O PS5 é equipado com uma GPU AMD RDNA 2, que não é muito potente para lidar com Ray Tracing e Path Tracing. No entanto, ainda é possível executar esses jogos com essas tecnologias, mas com resoluções muito baixas. Por exemplo, para rodar Path Tracing, o PS5 precisa de resoluções abaixo de 540p.

  • Quake 2 RTX: em 4K, o PS5 não consegue alcançar 15 FPS, mas com resolução dinâmica, pode alcançar 60 FPS, mas com resolução reduzida para 540p em alguns momentos.
  • Portal RTX: com gráficos no mínimo e resolução de 1080p para 540p com TAAU, é possível manter a taxa de quadros próxima de 30 FPS, mas com qualidade gráfica reduzida.
  • Cyberpunk 2077: no modo RT Overdrive, que é Path Tracing em toda sua capacidade, o jogo é muito exigente para o PS5 padrão.
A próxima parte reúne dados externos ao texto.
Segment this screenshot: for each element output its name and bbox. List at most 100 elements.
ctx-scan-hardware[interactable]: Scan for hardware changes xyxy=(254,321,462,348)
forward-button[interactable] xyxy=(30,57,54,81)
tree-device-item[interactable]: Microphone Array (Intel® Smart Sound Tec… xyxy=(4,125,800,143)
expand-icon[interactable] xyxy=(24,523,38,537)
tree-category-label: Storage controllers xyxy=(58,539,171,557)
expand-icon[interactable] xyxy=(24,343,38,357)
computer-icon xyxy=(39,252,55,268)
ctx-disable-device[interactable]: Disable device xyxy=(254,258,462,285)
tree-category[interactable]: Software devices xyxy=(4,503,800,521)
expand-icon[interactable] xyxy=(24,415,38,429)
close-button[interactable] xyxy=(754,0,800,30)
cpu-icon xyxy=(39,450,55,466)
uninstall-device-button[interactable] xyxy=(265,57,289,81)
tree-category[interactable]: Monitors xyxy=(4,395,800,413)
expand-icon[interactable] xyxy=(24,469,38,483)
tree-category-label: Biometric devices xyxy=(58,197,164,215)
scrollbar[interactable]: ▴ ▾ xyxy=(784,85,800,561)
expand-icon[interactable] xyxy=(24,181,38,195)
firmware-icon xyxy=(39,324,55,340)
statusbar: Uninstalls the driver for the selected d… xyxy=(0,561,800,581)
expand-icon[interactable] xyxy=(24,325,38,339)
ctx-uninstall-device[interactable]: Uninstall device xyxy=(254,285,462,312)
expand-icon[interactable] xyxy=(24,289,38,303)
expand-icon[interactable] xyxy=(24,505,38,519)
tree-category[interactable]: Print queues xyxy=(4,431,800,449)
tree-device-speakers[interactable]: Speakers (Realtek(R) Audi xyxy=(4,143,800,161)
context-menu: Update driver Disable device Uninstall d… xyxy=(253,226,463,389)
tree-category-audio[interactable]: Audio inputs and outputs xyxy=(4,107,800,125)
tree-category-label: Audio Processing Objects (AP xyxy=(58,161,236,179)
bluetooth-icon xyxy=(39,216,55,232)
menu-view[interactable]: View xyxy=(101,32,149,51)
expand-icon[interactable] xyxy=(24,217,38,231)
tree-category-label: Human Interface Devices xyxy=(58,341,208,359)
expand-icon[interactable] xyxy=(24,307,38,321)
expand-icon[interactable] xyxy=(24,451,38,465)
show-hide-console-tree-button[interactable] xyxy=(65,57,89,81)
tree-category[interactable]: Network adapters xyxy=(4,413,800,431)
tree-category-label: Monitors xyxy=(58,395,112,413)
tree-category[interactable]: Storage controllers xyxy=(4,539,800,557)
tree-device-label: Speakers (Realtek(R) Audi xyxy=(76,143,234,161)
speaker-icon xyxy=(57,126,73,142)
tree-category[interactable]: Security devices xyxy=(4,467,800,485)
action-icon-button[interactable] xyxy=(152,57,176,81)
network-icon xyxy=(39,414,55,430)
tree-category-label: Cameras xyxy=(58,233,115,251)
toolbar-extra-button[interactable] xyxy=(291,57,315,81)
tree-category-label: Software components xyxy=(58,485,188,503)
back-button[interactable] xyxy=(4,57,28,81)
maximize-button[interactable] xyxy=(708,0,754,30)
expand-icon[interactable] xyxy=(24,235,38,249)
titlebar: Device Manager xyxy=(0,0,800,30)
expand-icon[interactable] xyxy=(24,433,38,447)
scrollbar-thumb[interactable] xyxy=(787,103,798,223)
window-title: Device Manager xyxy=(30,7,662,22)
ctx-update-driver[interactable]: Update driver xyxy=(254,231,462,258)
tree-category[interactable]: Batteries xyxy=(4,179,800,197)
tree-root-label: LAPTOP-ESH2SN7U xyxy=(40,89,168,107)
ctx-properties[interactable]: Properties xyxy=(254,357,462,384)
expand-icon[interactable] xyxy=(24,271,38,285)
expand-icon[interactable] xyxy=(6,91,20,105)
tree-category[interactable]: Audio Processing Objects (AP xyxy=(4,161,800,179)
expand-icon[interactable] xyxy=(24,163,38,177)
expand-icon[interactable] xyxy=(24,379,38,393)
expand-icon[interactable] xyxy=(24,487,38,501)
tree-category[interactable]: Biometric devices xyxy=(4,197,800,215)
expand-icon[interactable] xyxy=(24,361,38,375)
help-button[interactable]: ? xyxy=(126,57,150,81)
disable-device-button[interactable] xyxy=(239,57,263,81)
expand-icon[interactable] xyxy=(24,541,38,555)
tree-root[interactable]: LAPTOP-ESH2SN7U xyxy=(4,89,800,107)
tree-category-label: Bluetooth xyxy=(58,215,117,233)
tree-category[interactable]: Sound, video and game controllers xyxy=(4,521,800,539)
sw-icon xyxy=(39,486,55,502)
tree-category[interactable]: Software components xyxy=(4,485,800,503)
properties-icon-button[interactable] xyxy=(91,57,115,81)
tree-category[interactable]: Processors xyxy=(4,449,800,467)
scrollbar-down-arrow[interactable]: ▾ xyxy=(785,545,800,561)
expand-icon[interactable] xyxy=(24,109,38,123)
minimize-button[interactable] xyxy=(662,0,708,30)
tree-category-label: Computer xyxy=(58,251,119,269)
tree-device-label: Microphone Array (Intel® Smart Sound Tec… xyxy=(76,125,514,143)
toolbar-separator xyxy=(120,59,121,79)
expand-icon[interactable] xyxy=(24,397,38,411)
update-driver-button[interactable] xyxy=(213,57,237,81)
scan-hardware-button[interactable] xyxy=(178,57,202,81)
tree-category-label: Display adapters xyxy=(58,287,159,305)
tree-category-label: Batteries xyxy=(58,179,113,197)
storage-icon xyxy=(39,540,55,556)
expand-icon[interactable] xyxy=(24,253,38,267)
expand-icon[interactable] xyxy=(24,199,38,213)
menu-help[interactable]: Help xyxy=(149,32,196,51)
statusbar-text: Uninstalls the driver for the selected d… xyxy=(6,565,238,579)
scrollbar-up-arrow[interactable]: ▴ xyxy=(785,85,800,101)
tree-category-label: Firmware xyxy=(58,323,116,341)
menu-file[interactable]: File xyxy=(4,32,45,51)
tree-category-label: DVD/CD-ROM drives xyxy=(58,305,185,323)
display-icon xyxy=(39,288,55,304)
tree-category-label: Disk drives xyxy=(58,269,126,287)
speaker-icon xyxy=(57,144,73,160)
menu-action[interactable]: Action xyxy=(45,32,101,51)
Em 1080p com Intel XeSS no modo performance, o framerate mal passou de 20 FPS com resolução interna de 348p.

Com o uso de tecnologias como o mod PT Optimized e o gerador de quadros do FSR, é possível melhorar o desempenho do jogo, mas com perda na fidelidade gráfica. É importante notar que esses testes foram realizados com a primeira versão do PS5, e que a versão PS5 Pro, com GPU mais forte, poderia ter um desempenho diferente.